The paintings of this young and talented woman had already been widely featured across the online space. They also became acknowledged by the Armenian public. As Natalia admits, even though she isn’t Armenian, her heart belongs to Armenia and its people.
“My acquaintance with Armenia occurred at the age of 7 when I saw the Armenian flag in a book. It attracted my attention so much that I decided to learn as much as possible about that country,” said Natalia in one of her interviews.
The artist doesn’t hesitate to admit that she knows more about Armenia than about her own country, Colombia. Her works are filled with the Armenian character: she depicts Armenian attractions, country’s nature, architectural monuments, and people in traditional Armenian clothing. The portraits of renowned Armenians such as Komitas, Hovhannes Tumanyan, Avetik Isahakian, Monte Melkonian, and many others have a special place in Natalia’s portfolio.

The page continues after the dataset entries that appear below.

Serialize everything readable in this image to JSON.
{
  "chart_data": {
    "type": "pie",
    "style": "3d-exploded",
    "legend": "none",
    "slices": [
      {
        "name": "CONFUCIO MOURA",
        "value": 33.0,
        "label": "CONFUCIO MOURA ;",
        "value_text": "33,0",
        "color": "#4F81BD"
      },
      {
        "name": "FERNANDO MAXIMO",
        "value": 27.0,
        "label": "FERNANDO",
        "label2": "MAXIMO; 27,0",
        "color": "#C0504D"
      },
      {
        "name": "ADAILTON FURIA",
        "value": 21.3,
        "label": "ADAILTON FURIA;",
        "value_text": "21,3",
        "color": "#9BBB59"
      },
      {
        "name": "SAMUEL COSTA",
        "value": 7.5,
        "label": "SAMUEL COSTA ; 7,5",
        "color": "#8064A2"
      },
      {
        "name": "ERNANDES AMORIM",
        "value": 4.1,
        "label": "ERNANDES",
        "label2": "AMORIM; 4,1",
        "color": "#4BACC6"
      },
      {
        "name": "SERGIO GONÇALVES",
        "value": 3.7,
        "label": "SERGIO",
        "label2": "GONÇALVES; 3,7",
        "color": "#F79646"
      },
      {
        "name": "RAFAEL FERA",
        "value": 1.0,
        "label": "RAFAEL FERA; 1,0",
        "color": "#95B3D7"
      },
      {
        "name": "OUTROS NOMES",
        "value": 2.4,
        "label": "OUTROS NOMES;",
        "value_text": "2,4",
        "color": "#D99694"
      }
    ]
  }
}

“The Armenian Genocide occupies a special place in my life,” says Natalia.
Having a command of three foreign languages, Natalia now studies Armenian. “The Armenian language is very difficult. Though learning it is challenging, I do not give up. Many of my Armenian friends help me with that very much.” In spite of the large distance between her and Armenia, Natalia has many friends in the small country. In 2015, their numbers increased sharply.
“Armenia is a unique country, and those living there make it such. Armenians have a unique, colorful, and very kind spirit,” remarks Natalia. She also wrote a number of poems about Armenians.
In the near future, Natalia plans to visit Armenia. Moreover, she is assured that she will be someday able to move to the country of her dreams for permanent residence. As for now, Natalia is going to visit Artsakh and also hold exhibitions of her works in Yerevan, Gyumri, and Vanadzor.